Quindi non è solo questione pratica, tangibile, ossia evitare di assistere all’abbandono di parchi, aree verdi, porzioni di città?
“Il vero valore è quello impalpabile: le persone ricostruiscono legami di comunità e questo ci dà resilienza, perché ci aiuta a reggere, a creare unità. Il secondo legame è invece visibile a occhio nudo e si manifesta tra le persone e il bene di cui si prendono cura. L’esito è una magia”.
Avvicinarsi alla gestione condivisa dei beni comuni significa anche generare occupazione. In quale modo?
“Bisogna distinguere tra la cura dei beni comuni urbani e la cura dei beni abbandonati: secondo Legambiente sono 5 milioni gli edifici abbandonati. Sibec è nata da una proposta di Labsus e Euricse per formare gestori di questa seconda categoria, per fare in modo che questo immenso patrimonio possa essere recuperato e gestito. Non solo: il vero nodo è capire cosa fare dopo aver rigenerato un bene, quindi innestare attività che diano lavoro, che producano sviluppo. In altri termini: attività che producono reddito. La scommessa è dunque questa: come gestire un bene comune abbandonato in modo che dia sviluppo e crei lavoro? Chiaramente progettando iniziative insieme con la comunità, coinvolgendo fondazioni, imprese, categorie”.
Ha spiegato che i Regolamenti hanno intercettato un fenomeno crescente: questo impegno civico e questa riscoperta della cura dei beni comuni sono diffusi su scala internazionale? Ci sono pratiche che si potrebbe importare in Italia?
“In realtà l’Italia è stata ed è laboratorio: in questo caso abbiamo il vantaggio di avere il principio di sussidiarietà in Costituzione e siamo gli unici.
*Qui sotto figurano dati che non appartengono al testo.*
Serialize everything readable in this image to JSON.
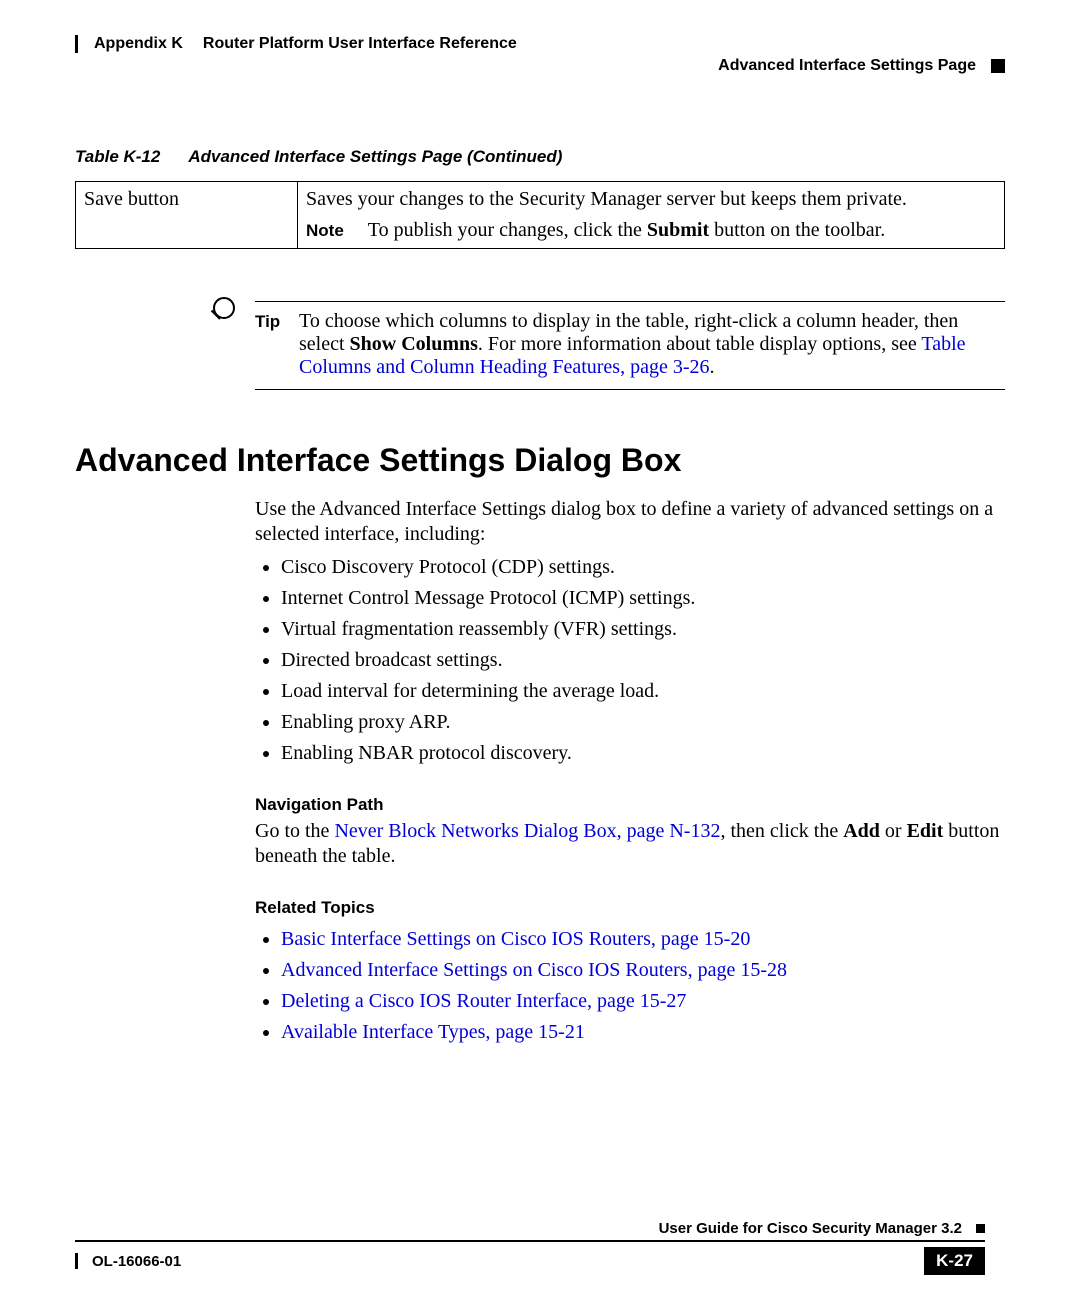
{
  "header": {
    "appendix": "Appendix K",
    "title": "Router Platform User Interface Reference",
    "subtitle": "Advanced Interface Settings Page"
  },
  "table": {
    "caption_num": "Table K-12",
    "caption_text": "Advanced Interface Settings Page (Continued)",
    "row": {
      "label": "Save button",
      "desc": "Saves your changes to the Security Manager server but keeps them private.",
      "note_label": "Note",
      "note_text_a": "To publish your changes, click the ",
      "note_bold": "Submit",
      "note_text_b": " button on the toolbar."
    }
  },
  "tip": {
    "label": "Tip",
    "text_a": "To choose which columns to display in the table, right-click a column header, then select ",
    "bold": "Show Columns",
    "text_b": ". For more information about table display options, see ",
    "link": "Table Columns and Column Heading Features, page 3-26",
    "text_c": "."
  },
  "section": {
    "heading": "Advanced Interface Settings Dialog Box",
    "intro": "Use the Advanced Interface Settings dialog box to define a variety of advanced settings on a selected interface, including:",
    "bullets": [
      "Cisco Discovery Protocol (CDP) settings.",
      "Internet Control Message Protocol (ICMP) settings.",
      "Virtual fragmentation reassembly (VFR) settings.",
      "Directed broadcast settings.",
      "Load interval for determining the average load.",
      "Enabling proxy ARP.",
      "Enabling NBAR protocol discovery."
    ],
    "nav": {
      "heading": "Navigation Path",
      "pre": "Go to the ",
      "link": "Never Block Networks Dialog Box, page N-132",
      "mid": ", then click the ",
      "b1": "Add",
      "or": " or ",
      "b2": "Edit",
      "post": " button beneath the table."
    },
    "related": {
      "heading": "Related Topics",
      "links": [
        "Basic Interface Settings on Cisco IOS Routers, page 15-20",
        "Advanced Interface Settings on Cisco IOS Routers, page 15-28",
        "Deleting a Cisco IOS Router Interface, page 15-27",
        "Available Interface Types, page 15-21"
      ]
    }
  },
  "footer": {
    "guide": "User Guide for Cisco Security Manager 3.2",
    "doc": "OL-16066-01",
    "page": "K-27"
  }
}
Sia chiaro: i cittadini non sono supplenti di amministrazioni inefficienti, agiscono e integrano le azioni possibili perché vogliono e possono farlo ma i Comuni hanno l’obbligo di occuparsi dei beni comuni. In Spagna e in Francia guardano a cosa stiamo facendo, l’impressione è che il fenomeno si stia espandendo. E’ un’onda, fatta di tanti puntini luminosi. Ora dobbiamo solo fare in modo che tutte queste esperienze già nate comunichino tra loro, creino un network”.